A menina fitou o rosto cansado da mulher. Mesmo que bem à sua frente, Marga era capaz de dizer que a desconhecida velejava por lugares longe dali, mas a face perecia num conformismo esquisito. E compreendia o que aquilo queria dizer. Ela morreria. Estava disposta a morrer, naquele exato momento. Ou, talvez, estivesse apenas desesperada para deixar de viver.

Contra a própria vontade, Margareth sentou-se ao lado da moça e resolveu esperar a poeira abaixar.

Elas ficaram ali por uma eternidade dentro de minutos. Nenhuma conversa ocorria, a menina apenas observava o rosto suado da amiga e franzia o cenho para não chorar.

— Eu a conheço — a mulher disse, de repente. — Hoje foi seu aniversário. É a irmãzinha de Enrico, não é?

A criança assentiu.

— Oh, sim. Não precisa conversar comigo. — Ela parou para acalmar sua respiração. — Apenas... fique aqui, até tudo passar. Está bem?

Margareth fez que sim, novamente.

Observou, pelo corpo estirado no chão, o sangue espalhar-se de forma tão rápida quanto a lava de um vulcão em erupção. O pescoço e as mãos estavam cobertos de arranhões e os braços e pernas agoniavam com queimaduras que rasgavam a pele em carne viva. Não era capaz de imaginar as barbaridades as quais aquela mulher foi submetida até que chegasse ali. Não era capaz de imaginar nada do que realmente acontecera com ela.

E ainda assim, com os olhos vidrados nas estrelas, a desconhecida sorria.

— O céu está lindo — murmurou, em meio ao cantar dos grilos. Ela pareceu notar a expressão de desânimo na face da criança. — Sei o que pensa, garotinha... Pensa que estou fora de mim e que um céu num dia desses não pode ser apreciado. Eu também achava isso, acredita? Olhar todas as noites para a mesma coisa, um dia, torna-se cansativo. Principalmente porque não parece haver resolução alguma, lá em cima. Apenas promessas, não acha? — A mulher engoliu em seco. — Mas, agora, creio que seja a última vez em que verei as estrelas brilharem. E ah, querida, elas são tão lindas... São lindas demais.

Margareth fechou os olhos com força, sendo atingida por uma chuva de lágrimas involuntárias. O que aquilo queria dizer? Por que ela estava falando aquelas coisas?

Segurou os soluços antes que fizesse uma cena e esfregou as bochechas até que as mesmas secassem. Após recompor-se, voltou a fitar a mulher. Mas, dessa vez, ela não devolvia o olhar. Sequer piscava. Seus punhos não cerravam e o corpo não tremia. Não lutava para encontrar fôlego, pois ar nenhum trespassava seus pulmões.

Silenciosa, como folhas levadas ao vento, ela se fora.

...

Quando tudo acalmou-se e o choro de Margareth cessou, ela encontrou algo escondido num dos punhos da mulher morta. Um presente que havia deixado à mais nova. Uma pequena pétala cor-de-rosa.
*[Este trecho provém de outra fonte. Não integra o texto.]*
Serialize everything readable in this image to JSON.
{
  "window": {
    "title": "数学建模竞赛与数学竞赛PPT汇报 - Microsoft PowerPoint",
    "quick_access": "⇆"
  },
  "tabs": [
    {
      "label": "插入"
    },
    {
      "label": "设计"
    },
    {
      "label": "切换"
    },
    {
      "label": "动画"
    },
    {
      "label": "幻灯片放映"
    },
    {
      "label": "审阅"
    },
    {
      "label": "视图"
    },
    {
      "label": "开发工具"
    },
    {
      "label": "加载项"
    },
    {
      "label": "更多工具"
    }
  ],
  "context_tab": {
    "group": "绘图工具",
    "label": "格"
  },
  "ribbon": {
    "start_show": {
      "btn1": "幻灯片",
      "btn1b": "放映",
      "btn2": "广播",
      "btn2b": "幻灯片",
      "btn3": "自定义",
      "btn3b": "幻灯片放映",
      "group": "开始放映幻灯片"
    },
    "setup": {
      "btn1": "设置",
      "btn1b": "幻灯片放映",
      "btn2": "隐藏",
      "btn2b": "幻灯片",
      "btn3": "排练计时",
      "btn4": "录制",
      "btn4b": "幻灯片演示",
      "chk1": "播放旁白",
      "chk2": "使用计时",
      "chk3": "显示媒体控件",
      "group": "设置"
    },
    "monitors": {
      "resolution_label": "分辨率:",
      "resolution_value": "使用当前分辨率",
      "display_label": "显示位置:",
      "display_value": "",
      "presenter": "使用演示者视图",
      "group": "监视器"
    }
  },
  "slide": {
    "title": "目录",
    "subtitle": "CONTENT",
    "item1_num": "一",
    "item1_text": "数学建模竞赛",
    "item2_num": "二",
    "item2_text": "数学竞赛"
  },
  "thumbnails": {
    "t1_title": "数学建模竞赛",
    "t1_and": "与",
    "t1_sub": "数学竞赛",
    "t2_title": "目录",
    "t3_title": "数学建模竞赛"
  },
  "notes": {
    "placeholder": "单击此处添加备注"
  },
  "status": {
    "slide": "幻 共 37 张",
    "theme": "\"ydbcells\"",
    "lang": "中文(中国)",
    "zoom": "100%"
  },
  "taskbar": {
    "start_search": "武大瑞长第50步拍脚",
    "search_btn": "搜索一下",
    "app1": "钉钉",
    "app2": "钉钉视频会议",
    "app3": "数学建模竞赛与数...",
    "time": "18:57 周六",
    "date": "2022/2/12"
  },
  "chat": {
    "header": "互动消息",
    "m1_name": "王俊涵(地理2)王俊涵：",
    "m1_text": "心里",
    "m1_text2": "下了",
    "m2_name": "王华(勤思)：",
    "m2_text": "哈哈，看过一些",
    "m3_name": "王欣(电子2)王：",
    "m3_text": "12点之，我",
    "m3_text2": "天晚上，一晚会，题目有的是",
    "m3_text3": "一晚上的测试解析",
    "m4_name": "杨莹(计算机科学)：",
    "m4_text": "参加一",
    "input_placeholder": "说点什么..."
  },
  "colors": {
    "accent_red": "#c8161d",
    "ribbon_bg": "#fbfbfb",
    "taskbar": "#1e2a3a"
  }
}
A menina segurou o objeto na ponta dos dedos e observou-o. Não havia nada de revelador numa pétala qualquer, mas, por algum motivo, essa chamava-lhe a atenção. Talvez fosse a inocência de criança, mas Marga não hesitou em guardá-la consigo.

Com o objeto em mãos, deu-se a liberdade para abraçar a recente amiga. Para despedir-se e porque, agora sozinha, necessitava de amparo. Qualquer que fosse o real motivo, não importava-se mais. Apenas continuou ali, por um longo tempo.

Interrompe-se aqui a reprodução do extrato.